Однако, несмотря на все принятые «меры», причин и организаторов московских поджогов 1834 года так и не нашли, как не нашли виновников поджога Рейхстага, а идея «назначить» кого-то на эту роль все-таки принадлежит позднейшим временам.
«Былое и думы» — книга воспоминаний, фантазия воспоминателя — вольная вещь, и Герцен вспоминает «кстати», что перед годовщиной коронации Николая I Романова, 22 августа, по Москве ходили подметные письма, в которых жителям сообщалось, чтобы они «не заботились об иллюминации, что освещение будет». Лихо сказано, не правда ли?
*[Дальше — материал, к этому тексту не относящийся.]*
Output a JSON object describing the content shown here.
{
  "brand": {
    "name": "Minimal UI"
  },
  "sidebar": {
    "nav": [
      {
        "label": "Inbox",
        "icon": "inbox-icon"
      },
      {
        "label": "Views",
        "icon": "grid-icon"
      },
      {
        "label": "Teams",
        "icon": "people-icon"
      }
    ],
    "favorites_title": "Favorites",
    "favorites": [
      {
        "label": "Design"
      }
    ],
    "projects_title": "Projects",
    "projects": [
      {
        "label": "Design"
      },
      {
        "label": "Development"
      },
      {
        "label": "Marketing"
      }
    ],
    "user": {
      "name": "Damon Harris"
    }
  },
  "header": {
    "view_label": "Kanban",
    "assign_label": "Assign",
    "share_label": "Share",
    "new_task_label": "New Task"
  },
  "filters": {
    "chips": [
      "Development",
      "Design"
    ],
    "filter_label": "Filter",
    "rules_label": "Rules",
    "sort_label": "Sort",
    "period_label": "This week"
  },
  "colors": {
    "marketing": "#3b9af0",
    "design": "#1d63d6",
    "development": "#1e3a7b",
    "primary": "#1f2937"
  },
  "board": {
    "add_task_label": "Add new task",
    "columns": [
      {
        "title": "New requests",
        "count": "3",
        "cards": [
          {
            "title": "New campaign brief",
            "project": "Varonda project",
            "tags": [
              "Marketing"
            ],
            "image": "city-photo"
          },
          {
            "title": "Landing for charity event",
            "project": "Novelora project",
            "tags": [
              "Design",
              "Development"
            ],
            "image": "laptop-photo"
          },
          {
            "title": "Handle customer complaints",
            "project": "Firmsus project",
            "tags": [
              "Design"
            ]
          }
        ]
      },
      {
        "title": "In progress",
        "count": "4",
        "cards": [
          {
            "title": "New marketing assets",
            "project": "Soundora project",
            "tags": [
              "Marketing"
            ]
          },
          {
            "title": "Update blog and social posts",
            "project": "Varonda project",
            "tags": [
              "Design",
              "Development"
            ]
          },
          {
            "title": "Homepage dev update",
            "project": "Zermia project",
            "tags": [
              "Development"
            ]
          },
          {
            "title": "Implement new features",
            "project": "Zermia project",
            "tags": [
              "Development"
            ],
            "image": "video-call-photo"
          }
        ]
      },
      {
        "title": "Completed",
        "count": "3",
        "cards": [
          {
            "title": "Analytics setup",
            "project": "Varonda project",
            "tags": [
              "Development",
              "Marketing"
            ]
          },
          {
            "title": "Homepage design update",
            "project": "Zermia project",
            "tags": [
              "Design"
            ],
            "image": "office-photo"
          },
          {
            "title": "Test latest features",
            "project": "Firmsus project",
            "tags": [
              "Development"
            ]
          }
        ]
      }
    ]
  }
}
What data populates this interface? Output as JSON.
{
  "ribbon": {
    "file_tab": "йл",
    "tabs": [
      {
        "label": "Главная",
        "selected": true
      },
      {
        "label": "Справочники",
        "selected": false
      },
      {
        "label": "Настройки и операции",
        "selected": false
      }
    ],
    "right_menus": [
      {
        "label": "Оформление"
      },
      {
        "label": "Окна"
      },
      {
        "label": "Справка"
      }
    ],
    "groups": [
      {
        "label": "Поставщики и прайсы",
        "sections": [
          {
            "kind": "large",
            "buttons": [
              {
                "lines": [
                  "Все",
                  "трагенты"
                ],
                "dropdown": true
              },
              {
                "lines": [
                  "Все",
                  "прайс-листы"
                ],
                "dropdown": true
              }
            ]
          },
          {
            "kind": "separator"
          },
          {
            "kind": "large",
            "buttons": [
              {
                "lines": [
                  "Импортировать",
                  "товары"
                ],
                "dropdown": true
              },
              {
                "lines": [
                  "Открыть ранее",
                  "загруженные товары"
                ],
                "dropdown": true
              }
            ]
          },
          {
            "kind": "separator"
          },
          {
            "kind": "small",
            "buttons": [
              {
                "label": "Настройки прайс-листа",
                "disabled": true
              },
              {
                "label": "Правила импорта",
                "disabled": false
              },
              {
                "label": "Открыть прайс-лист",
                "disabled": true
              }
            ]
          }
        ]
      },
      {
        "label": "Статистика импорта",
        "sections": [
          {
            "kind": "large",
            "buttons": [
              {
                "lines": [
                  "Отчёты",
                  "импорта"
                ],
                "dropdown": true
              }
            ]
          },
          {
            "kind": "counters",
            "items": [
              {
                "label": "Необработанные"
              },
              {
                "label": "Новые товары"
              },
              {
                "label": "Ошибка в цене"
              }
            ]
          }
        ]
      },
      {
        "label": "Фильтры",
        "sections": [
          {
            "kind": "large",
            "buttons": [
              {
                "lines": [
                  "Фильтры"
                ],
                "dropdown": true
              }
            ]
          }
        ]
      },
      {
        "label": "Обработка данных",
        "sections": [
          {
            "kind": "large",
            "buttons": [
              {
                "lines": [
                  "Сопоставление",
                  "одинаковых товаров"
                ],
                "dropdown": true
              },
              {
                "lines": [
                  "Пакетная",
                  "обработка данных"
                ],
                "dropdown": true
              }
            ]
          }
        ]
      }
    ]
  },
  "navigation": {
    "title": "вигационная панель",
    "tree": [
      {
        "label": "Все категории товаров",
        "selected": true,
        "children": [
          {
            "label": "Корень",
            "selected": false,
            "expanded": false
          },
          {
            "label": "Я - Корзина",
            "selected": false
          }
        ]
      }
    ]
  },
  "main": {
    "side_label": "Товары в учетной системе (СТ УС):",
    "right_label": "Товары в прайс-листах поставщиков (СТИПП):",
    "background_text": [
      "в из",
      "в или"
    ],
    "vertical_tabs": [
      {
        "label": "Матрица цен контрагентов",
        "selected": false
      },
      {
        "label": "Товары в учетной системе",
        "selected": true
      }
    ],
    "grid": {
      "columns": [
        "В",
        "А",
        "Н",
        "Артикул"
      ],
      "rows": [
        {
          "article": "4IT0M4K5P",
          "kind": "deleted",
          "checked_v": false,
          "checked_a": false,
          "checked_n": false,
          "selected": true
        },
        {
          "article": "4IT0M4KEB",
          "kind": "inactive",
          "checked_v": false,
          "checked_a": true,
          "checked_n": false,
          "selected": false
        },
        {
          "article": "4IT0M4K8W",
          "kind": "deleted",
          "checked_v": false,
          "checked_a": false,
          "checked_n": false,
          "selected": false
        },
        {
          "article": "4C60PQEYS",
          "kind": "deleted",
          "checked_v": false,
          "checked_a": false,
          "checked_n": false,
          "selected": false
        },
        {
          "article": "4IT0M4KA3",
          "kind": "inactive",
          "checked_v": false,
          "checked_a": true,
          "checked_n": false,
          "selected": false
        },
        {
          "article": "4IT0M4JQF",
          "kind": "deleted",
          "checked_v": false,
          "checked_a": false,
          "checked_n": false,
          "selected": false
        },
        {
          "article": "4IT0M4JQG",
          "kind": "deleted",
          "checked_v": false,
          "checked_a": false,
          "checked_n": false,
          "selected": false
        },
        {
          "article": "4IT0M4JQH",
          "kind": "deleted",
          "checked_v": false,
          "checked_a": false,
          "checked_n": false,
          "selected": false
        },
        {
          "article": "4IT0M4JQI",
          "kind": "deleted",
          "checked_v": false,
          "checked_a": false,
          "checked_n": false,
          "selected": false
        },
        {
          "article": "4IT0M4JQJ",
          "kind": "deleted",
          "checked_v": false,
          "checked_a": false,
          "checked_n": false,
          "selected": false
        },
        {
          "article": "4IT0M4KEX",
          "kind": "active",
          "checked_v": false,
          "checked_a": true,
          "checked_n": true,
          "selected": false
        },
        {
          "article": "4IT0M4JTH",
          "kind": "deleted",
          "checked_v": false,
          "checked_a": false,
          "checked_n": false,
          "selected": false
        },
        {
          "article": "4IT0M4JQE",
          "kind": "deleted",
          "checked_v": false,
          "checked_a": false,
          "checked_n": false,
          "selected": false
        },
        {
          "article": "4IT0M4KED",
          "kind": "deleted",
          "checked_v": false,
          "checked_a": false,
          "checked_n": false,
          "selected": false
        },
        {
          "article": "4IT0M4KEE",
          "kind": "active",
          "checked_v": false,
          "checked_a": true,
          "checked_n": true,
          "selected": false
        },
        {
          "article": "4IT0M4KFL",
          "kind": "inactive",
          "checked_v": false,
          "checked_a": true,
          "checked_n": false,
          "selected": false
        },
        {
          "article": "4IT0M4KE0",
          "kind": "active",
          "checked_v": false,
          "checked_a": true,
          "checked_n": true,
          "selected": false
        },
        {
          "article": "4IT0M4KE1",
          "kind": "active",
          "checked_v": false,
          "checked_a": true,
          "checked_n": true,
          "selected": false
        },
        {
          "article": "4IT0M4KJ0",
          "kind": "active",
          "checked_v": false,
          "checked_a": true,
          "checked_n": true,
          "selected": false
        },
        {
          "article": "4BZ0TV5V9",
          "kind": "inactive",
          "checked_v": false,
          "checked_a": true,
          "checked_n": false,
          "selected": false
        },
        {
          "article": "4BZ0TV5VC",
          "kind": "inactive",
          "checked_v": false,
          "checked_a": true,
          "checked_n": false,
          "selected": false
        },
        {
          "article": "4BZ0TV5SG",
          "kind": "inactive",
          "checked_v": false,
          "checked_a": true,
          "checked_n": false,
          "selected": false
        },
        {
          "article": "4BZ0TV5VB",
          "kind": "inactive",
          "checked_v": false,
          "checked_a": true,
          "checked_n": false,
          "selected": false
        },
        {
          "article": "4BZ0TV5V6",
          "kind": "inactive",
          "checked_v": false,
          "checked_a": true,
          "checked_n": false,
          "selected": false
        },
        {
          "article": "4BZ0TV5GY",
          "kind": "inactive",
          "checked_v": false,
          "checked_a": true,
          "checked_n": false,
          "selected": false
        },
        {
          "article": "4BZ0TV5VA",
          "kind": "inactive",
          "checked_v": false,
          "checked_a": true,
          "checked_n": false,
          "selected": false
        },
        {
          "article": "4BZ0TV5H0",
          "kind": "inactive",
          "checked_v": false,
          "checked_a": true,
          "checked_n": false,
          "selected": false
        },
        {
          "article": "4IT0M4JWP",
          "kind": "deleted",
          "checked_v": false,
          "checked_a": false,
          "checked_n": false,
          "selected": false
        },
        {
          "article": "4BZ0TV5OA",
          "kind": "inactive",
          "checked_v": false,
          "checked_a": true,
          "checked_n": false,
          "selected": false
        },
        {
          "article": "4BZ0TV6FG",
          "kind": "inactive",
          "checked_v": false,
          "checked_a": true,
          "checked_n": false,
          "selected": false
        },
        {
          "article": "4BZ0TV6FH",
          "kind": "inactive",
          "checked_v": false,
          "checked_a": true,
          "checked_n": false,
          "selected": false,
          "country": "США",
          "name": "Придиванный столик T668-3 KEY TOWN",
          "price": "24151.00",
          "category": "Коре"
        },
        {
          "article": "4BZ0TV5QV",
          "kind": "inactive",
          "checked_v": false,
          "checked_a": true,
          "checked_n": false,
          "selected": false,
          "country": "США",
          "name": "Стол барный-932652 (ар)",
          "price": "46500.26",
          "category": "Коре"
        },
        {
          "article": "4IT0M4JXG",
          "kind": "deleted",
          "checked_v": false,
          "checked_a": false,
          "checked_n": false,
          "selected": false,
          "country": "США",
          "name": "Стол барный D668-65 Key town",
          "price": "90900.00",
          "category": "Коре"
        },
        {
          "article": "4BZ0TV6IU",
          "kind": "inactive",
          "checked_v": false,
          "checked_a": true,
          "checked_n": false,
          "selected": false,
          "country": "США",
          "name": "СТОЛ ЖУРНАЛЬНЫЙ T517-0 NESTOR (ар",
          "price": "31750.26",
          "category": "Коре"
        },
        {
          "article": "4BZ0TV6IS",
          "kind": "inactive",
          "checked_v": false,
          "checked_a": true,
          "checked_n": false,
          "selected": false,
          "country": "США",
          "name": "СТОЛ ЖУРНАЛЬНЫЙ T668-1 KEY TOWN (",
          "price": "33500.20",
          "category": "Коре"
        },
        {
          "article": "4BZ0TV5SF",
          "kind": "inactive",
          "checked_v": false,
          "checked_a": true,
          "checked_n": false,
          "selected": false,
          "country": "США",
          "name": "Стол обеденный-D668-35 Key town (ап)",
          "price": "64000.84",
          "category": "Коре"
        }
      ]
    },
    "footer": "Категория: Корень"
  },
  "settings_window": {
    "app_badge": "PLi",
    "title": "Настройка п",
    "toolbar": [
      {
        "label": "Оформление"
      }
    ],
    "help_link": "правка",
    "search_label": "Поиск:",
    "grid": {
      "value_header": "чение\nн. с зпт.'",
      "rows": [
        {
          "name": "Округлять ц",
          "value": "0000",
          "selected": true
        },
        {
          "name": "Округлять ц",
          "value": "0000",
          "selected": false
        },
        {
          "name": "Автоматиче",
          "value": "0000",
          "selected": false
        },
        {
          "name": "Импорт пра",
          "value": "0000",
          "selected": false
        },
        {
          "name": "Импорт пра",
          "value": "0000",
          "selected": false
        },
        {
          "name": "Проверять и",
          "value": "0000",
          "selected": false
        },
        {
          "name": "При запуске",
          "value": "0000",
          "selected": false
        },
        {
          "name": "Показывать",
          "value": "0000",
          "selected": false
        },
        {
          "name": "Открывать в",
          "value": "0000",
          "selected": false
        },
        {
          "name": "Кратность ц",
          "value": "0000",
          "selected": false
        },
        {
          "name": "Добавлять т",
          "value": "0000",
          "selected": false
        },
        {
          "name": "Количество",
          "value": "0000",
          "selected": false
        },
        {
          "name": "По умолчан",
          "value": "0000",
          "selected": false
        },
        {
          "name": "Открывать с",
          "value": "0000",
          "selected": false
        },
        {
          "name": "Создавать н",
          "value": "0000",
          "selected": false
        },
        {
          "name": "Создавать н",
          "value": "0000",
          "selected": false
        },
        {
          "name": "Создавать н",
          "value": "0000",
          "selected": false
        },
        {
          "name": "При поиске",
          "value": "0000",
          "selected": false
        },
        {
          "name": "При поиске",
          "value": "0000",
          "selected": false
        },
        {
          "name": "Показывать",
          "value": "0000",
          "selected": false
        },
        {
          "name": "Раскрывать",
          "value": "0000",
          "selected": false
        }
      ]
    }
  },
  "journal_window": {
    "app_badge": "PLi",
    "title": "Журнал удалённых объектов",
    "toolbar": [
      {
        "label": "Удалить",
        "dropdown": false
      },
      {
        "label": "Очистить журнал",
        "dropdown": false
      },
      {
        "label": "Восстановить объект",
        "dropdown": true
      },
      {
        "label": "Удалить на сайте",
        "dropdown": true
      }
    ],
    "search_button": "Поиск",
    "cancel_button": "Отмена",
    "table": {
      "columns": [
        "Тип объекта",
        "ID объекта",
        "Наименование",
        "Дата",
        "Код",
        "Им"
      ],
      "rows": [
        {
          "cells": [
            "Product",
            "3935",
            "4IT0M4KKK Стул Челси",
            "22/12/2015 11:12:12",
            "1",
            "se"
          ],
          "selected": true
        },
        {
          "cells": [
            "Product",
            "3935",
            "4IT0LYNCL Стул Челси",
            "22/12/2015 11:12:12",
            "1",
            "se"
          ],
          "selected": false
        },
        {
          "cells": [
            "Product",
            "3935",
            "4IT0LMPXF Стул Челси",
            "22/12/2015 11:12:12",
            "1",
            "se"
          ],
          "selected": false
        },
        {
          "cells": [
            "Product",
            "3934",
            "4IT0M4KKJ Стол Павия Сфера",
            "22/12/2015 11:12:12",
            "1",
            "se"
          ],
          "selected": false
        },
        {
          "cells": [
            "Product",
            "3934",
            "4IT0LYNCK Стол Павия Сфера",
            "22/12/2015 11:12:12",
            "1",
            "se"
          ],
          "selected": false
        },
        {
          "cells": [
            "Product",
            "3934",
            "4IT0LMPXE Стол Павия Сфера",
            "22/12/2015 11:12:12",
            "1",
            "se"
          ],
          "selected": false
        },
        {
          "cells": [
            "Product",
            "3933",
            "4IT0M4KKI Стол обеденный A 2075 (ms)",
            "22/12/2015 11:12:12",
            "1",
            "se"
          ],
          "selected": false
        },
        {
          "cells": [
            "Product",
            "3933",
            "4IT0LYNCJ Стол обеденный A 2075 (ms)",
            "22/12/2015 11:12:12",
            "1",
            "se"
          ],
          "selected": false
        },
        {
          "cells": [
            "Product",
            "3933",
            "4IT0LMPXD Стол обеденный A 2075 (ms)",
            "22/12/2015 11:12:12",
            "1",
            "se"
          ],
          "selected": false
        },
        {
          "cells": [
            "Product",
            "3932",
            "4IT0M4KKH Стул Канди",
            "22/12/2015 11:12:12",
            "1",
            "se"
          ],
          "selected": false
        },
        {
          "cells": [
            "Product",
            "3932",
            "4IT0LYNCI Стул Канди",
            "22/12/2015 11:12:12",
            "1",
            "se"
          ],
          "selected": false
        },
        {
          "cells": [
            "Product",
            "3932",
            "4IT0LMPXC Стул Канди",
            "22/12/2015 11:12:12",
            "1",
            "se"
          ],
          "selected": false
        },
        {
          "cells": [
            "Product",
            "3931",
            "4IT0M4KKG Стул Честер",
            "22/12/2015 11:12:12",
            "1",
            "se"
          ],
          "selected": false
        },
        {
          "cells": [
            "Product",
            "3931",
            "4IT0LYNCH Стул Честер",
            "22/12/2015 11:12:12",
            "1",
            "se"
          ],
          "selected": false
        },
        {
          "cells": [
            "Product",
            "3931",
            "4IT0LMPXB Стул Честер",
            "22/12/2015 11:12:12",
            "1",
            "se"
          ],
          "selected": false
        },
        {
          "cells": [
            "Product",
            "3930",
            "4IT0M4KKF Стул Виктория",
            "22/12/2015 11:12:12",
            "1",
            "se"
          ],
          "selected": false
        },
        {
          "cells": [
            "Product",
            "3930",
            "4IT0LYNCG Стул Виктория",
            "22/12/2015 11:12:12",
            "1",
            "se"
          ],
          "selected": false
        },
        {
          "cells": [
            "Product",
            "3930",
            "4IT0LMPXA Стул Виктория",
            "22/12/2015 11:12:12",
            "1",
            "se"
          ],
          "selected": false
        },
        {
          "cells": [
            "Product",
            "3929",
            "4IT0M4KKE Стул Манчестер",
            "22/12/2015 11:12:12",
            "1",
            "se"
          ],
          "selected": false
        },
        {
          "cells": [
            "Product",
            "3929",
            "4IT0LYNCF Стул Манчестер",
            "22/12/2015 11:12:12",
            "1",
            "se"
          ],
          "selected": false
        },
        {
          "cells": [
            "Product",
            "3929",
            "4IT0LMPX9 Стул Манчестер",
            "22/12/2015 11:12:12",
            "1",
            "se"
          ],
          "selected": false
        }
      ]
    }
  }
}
Московское начальство невероятно переполошилось, — пишет Герцен, — во дворе стоял эскадрон улан, пешие и конные объезжали улицы, была приготовлена артиллерия, князь Голицын с адъютантами грозно объехал верхами центр, «вид скромной Москвы был странен и действовал на нервы».
Нам вдруг вспомнился далекий 1989 год. Тогда тоже перед знаменитой полумиллионной демонстрацией на Манежной у Михаила Сергеевича сдали нервы (вероятно, и господа Крючков с Язовым что-то добавили), и в Москву стянули войска. Помню, что технику спрятали в ближайших к Тверской улочках — улице Герцена и на бульварах…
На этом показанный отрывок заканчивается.